Drilling for gas along the Delaware River remains in limbo

    The Marcellus Shale natural gas formation stretches across about two-thirds of Pennsylvania, from the southwest corner of Washington County to the northeast corner of Wayne county. But drills have yet to tap the gas that lies beneath Wayne and Pike counties. A moratorium is in place until the regulatory agency that oversees drilling in areas near the Delaware river implements new drilling rules. That vote was supposed to happen today in Trenton but was cancelled.

    Drive up through small towns along the Delaware river, and you’ll see yellow lawn signs that read “Don’t Drill the Delaware.” These are towns that don’t lie above any natural gas deposits. But the opposition to gas drilling among residents who live downstream is growing.

    “We hear a great debate over this right of the Constitution and that right of the Constitution, but as far as I’m concerned the number one right is the right to live, and in order to live you need air to breath, and you need water to drink,” said John Scorsone, who spoke recently at an anti-drilling rally in Philadelphia.

    Scorsone is one of hundreds from the Philadelphia area who planned to attend the much larger rally protesting this week’s scheduled Delaware River Basin Commission meeting in Trenton. The five-member Commission, or DRBC, was created in 1961 to manage the river’s water quality.

    New York, New Jersey, Pennsylvania, Delaware and the federal government all have a seat on the commission. All four states use the Delaware River as a source of drinking water. This is the first time it has had to make decisions about energy extraction.

    “Fifteen million people get their water from the Delaware River,” said Tracy Carluccio, with the Delaware Riverkeeper Network. “It’s one of the largest watershed water supplies in the nation. There’s no other place to get this water.”

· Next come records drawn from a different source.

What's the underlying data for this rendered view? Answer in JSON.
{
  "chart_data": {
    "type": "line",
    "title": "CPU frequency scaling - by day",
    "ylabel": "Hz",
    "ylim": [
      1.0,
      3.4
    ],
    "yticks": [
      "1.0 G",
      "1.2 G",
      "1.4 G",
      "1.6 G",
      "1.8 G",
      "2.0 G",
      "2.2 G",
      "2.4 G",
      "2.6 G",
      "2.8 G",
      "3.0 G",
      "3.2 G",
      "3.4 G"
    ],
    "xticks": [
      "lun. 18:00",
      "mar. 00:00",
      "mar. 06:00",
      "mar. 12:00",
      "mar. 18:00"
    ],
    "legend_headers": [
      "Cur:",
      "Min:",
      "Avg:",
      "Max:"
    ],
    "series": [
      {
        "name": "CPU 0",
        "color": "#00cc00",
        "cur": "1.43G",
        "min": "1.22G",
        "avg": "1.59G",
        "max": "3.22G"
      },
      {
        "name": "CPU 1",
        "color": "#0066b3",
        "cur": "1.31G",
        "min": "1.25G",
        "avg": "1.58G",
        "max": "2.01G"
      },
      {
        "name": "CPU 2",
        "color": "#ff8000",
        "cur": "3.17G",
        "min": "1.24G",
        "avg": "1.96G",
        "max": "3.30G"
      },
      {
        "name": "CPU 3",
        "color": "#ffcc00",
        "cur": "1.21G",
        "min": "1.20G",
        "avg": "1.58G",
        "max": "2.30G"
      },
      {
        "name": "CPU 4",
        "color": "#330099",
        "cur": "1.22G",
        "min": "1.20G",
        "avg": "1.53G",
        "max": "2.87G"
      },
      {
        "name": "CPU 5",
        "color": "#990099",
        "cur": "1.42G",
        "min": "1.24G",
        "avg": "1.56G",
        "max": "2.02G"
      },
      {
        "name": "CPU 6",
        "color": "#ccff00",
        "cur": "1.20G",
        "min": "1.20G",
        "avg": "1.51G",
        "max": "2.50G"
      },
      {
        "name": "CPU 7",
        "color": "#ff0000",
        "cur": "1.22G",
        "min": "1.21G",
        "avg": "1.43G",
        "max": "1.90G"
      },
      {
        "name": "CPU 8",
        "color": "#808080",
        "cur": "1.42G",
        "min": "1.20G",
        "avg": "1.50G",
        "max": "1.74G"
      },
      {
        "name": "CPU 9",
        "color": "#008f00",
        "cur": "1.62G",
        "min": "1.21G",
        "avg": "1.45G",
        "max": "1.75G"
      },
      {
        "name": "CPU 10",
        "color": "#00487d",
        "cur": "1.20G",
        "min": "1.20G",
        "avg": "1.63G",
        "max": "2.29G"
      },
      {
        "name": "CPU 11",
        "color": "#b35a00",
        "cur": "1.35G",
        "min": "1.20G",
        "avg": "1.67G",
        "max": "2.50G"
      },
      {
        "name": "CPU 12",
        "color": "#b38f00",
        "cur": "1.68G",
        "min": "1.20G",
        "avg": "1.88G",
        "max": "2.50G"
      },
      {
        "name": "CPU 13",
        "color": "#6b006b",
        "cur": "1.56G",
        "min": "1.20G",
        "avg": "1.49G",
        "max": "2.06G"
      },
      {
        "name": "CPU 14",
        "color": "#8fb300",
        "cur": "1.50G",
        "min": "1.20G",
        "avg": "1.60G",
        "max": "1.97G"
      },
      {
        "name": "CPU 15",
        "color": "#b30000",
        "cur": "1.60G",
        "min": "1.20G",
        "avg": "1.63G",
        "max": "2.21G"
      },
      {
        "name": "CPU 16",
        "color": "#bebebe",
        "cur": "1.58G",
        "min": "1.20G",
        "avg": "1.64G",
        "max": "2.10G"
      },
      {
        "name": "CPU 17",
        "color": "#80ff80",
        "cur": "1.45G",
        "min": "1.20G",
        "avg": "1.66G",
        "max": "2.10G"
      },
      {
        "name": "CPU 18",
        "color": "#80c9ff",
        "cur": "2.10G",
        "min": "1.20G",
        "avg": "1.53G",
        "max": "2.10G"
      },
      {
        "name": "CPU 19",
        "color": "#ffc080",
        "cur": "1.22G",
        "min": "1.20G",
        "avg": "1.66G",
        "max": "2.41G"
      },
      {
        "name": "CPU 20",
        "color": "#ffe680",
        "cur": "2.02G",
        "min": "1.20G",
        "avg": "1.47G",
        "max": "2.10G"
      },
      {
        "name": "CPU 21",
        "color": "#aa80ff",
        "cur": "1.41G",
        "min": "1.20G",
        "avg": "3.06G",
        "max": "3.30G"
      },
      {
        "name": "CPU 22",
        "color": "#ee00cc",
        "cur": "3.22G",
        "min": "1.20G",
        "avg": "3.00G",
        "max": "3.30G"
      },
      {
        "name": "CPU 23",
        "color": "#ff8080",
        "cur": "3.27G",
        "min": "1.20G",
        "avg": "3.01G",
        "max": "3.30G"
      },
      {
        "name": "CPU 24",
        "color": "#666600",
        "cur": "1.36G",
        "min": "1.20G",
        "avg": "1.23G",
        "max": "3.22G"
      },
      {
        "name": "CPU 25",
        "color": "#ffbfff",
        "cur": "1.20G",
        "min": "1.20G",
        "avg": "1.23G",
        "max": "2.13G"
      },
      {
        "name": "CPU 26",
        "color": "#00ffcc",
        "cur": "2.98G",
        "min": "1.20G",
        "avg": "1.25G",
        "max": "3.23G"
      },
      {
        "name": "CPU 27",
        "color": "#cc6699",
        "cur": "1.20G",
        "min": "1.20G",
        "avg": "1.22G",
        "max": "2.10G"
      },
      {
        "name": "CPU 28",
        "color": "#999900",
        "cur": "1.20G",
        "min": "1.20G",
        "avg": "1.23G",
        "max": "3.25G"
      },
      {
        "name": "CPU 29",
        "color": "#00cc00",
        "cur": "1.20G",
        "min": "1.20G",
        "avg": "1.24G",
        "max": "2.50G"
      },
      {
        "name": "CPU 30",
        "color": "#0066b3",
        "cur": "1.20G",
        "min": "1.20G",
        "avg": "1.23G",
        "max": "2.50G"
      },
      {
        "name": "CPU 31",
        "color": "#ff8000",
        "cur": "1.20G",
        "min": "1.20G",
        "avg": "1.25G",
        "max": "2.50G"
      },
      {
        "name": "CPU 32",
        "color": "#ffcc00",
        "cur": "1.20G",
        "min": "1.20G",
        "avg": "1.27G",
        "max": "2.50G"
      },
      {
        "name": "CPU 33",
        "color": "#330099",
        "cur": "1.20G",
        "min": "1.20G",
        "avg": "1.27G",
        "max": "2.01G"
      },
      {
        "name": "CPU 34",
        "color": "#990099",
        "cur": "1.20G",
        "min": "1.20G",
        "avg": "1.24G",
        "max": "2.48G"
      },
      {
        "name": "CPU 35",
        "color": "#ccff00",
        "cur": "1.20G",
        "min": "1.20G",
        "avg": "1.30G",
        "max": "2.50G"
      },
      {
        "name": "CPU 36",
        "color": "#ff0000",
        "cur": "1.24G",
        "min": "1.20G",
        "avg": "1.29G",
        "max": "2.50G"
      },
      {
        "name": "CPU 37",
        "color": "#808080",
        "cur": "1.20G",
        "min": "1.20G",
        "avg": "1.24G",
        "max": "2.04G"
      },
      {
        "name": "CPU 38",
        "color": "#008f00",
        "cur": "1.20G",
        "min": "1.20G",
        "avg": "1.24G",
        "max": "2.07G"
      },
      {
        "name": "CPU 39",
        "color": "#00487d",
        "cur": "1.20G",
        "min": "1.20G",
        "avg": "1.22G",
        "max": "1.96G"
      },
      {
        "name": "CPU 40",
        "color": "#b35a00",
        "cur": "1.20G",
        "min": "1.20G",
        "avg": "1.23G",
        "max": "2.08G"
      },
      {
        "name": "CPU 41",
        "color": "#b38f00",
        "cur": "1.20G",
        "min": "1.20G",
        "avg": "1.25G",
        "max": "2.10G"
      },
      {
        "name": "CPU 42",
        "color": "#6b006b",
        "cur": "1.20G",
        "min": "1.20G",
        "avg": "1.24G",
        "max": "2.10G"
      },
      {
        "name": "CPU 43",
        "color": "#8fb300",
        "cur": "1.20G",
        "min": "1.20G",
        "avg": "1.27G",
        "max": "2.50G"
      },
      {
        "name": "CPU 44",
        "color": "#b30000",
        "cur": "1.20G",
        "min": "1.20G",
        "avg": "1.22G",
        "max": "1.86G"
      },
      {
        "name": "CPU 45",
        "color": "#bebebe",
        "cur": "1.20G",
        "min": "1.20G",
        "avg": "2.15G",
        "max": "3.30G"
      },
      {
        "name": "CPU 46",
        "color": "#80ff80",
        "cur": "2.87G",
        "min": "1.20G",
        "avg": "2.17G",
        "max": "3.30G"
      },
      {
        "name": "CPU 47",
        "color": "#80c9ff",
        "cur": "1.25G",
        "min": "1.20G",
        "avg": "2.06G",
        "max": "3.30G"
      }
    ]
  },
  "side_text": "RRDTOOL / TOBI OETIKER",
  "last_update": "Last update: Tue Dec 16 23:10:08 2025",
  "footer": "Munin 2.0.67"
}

    The Delaware Riverkeeper Network is one of the most vocal and active environmental groups seeking to halt drilling along the Delaware river.

    “Philadelphia is downstream from where this fracking is going on. Philadelphia is also in the pathway of pipelines and compressor stations and liquefied natural gas stations may pop up in the bay. So Philadelphia is in the crosshairs here,” she said.

    Fracking uses a combination of pressurized water, sand and chemicals to “fracture” the shale rock and release the gas. The DRBC, has spent the last several years drawing up new regulations, taking public comment and revising their proposal. But Carluccio says the rules now on the table, are not stringent enough to protect the water. Environmentalists like her want the commission to conduct an environmental impact study before drawing up new gas drilling rules. So they planned a large demonstration outside the scheduled meeting, renting buses to take hundreds of people from Philadelphia to Trenton.

    But not everyone closely watching the actions of the DRBC agrees with Carluccio. About 140 miles north of Philadelphia, in Wayne county, property owners like Curt Coccodrilli, want the drilling moratorium lifted.

    “What we’re looking at right now is literally the dividing line, what I call the economic iron curtain, between the Delaware River Basin and the Susquehanna River Basin,” said Coccodrilli.

    The Susquehanna River Basin has a similar commission, but it only oversees water withdrawals, not water quality. The multi-state Delaware River Basin Commission has regulatory authority over the water that runs through the bulk of Coccodrilli’s land.

    The DRBC planned to vote on its new gas drilling rules this week, a simple majority of three yes votes by commissioners would have lifted the drilling moratorium in Wayne and Pike counties. That would mean an additional income of about $20,000 dollars a year for Coccodrilli. He says gas drilling has helped bring prosperity to other parts of the state.

    “But over here it’s depression and recession in the county,” he said. “So what do you do? Do I listen to the environmental illuminati as they want to heap their almighty rules from above on us? I mean they treat this area as their own state park.”

    In fact Coccodrilli and the members of the Northern Wayne Property Owners Alliance do consider themselves environmental stewards. For them, natural gas provides an alternative to America’s addiction to foreign oil, which they say led to wars in Iraq and Afghanistan. They say natural gas is also an alternative to coal-fired power plants, which create acid rain. Both of Coccodrilli’s grandfathers worked in the coal mines and died of black lung.

    “If you value American independence away from foreign strife, and you want a cheap, clean fuel source, then I think you’re foolish not to extract in the Delaware River Basin.”

    Coccodrilli planned to make the two-and-a-half hour drive to Monday’s meeting in Trenton, and celebrate a “yes” vote on the new drilling rules, and a lifting of the moratorium. But a lack of consensus sent the DRBC into turmoil, and on Friday the commission cancelled Monday’s meeting.

    For now, no new meeting is scheduled, and the moratorium on drilling continues. Activists like Tracy Carluccio from the Delaware Riverkeeper Network still plan to march in Trenton and celebrate a victory.